A classificação pelos Estados Unidos (EUA) de facções do crime organizado do Brasil como terroristas deve prejudicar a economia do país, com impactos sobre o turismo, investimentos e comércio
exterior. A avaliação é de especialistas em geopolítica, relações internacionais e economia. O cientista político especialista em relações internacionais Francisco Carlos Teixeira da Silva contou à
Agência Brasil que recebe, de empresas estrangeiras, questionários para responder sobre os níveis de segurança no Brasil.
“Com a definição de país que abriga terrorismo internacional, esse grau de investimento vai sofrer um impacto muito grande.
Bancos, indústrias vão ser impactadas, gerando desinvestimento, cessação de criação de empregos e perda em transferências de tecnologia”, afirmou o especialista.

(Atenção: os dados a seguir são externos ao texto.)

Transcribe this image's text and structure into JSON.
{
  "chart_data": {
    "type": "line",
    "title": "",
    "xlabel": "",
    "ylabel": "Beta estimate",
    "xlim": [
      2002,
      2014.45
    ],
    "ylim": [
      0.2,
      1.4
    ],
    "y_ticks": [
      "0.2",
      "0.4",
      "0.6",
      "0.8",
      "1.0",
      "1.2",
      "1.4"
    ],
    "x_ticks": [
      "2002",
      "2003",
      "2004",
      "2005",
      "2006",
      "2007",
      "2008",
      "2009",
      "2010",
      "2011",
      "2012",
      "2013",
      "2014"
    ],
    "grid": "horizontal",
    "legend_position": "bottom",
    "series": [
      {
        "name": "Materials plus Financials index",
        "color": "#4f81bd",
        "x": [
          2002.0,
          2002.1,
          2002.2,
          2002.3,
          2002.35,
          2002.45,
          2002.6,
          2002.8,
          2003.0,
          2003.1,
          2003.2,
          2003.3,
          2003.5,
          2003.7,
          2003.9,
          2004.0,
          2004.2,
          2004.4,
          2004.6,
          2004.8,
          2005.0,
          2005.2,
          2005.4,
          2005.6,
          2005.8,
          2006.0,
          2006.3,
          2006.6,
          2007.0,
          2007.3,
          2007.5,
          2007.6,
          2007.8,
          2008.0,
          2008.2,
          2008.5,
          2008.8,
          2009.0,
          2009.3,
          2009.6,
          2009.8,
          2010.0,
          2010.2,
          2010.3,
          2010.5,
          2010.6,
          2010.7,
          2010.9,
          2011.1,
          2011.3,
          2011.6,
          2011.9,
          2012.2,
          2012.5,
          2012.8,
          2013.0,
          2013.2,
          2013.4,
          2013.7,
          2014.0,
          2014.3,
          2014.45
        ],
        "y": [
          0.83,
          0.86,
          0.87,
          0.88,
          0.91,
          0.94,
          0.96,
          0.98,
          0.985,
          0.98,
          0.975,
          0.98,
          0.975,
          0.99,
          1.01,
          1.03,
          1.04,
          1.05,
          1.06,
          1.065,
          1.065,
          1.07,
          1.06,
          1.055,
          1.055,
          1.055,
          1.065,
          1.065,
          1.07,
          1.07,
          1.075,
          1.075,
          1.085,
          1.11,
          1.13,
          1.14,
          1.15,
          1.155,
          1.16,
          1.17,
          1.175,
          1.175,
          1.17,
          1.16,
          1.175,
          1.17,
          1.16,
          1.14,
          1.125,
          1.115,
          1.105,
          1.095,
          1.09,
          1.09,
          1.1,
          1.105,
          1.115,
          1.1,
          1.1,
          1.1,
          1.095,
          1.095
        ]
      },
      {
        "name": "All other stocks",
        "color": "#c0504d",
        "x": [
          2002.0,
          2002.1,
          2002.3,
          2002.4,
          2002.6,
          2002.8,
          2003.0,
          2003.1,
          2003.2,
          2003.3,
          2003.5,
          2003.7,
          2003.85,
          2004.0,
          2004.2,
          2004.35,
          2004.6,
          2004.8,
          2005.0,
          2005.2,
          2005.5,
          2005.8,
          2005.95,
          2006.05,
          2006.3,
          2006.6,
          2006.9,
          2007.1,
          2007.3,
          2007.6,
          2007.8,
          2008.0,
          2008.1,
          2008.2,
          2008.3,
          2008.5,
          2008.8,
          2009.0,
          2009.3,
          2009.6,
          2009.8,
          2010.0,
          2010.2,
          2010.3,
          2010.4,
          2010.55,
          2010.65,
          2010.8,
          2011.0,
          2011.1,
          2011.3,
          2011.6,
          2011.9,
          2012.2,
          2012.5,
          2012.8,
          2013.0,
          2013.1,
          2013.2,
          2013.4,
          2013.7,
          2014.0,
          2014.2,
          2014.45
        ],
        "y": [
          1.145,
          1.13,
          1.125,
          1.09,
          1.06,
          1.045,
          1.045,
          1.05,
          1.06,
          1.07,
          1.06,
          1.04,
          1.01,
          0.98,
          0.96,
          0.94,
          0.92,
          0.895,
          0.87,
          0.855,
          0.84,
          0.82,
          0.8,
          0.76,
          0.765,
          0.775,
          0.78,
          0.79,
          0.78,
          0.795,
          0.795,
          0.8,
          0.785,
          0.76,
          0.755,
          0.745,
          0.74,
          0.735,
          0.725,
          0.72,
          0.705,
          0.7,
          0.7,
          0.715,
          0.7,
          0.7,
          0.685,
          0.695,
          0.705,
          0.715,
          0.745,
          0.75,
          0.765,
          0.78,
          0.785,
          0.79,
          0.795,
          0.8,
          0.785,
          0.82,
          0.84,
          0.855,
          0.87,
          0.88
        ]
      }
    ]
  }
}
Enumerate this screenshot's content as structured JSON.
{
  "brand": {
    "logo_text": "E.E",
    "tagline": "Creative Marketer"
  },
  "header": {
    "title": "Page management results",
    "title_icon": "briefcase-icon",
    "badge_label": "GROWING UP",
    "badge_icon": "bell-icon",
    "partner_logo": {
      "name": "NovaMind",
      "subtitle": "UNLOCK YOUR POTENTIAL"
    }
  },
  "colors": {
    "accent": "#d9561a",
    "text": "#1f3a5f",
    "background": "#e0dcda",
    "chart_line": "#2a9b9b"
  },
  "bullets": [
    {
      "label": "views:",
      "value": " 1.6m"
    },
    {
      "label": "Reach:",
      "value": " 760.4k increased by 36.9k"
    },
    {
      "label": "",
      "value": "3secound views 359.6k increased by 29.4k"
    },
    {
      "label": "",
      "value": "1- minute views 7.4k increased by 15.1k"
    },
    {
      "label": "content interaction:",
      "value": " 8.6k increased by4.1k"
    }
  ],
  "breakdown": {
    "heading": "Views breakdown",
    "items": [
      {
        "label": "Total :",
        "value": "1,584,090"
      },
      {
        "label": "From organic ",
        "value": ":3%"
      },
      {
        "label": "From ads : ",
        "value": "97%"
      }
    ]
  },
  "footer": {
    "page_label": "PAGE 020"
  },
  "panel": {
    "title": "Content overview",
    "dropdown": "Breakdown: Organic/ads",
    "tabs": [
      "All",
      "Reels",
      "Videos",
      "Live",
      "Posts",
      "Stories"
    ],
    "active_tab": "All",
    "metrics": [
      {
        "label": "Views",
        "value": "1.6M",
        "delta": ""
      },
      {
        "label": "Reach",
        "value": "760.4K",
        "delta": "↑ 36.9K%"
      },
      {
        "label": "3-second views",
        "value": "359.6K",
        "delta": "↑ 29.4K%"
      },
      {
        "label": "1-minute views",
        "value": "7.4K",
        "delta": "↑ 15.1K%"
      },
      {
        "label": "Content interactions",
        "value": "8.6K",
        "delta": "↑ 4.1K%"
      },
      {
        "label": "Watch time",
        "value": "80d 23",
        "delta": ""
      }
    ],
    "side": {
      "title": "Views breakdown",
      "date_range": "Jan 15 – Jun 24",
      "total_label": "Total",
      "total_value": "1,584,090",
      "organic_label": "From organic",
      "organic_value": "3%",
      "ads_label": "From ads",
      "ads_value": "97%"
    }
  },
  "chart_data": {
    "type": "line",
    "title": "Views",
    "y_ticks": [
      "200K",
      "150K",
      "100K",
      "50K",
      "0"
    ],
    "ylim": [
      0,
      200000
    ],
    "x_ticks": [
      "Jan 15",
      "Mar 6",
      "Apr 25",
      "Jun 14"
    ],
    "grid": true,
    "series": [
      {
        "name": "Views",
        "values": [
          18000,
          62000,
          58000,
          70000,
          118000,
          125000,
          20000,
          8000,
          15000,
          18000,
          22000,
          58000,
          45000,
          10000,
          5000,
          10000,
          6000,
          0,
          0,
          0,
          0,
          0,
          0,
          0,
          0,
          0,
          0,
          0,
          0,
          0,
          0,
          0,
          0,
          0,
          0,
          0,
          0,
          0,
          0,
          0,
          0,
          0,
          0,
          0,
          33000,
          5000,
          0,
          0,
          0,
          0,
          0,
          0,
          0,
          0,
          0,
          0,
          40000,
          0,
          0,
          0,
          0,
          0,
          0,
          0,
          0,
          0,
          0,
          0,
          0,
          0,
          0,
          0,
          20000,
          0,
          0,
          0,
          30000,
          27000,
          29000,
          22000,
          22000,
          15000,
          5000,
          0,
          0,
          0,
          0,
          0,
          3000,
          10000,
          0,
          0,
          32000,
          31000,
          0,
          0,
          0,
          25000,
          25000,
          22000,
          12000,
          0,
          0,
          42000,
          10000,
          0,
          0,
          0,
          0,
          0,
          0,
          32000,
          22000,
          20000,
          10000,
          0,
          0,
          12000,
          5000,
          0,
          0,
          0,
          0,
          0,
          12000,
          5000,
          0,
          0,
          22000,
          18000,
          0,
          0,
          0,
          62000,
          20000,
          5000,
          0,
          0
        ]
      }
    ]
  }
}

Outro possível prejuízo é para as exportações brasileiras, que passam a ser alvo de maior escrutínio de países como EUA e aliados da Europa, que aceitam as classificações de Washington.
“Tudo que o Brasil exporta vai ficar no nível de produtos passíveis de serem utilizados para exportação de drogas, para atentados terroristas ou contra transnacionais.
Esse é o nível mais profundo que vai impactar de forma longa e permanente as exportações brasileiras”, afirmou o cientista político.
>> Siga o canal da Agência Brasil no WhatsApp Teixeira, que é professor aposentado da Universidade Federal do Rio de Janeiro, destacou ainda que o turismo deve ser imediatamente impactado porque
a decisão do governo Trump coloca o país como abrigo de organizações terroristas. “Nos coloca ao nível da Somália ou outros países.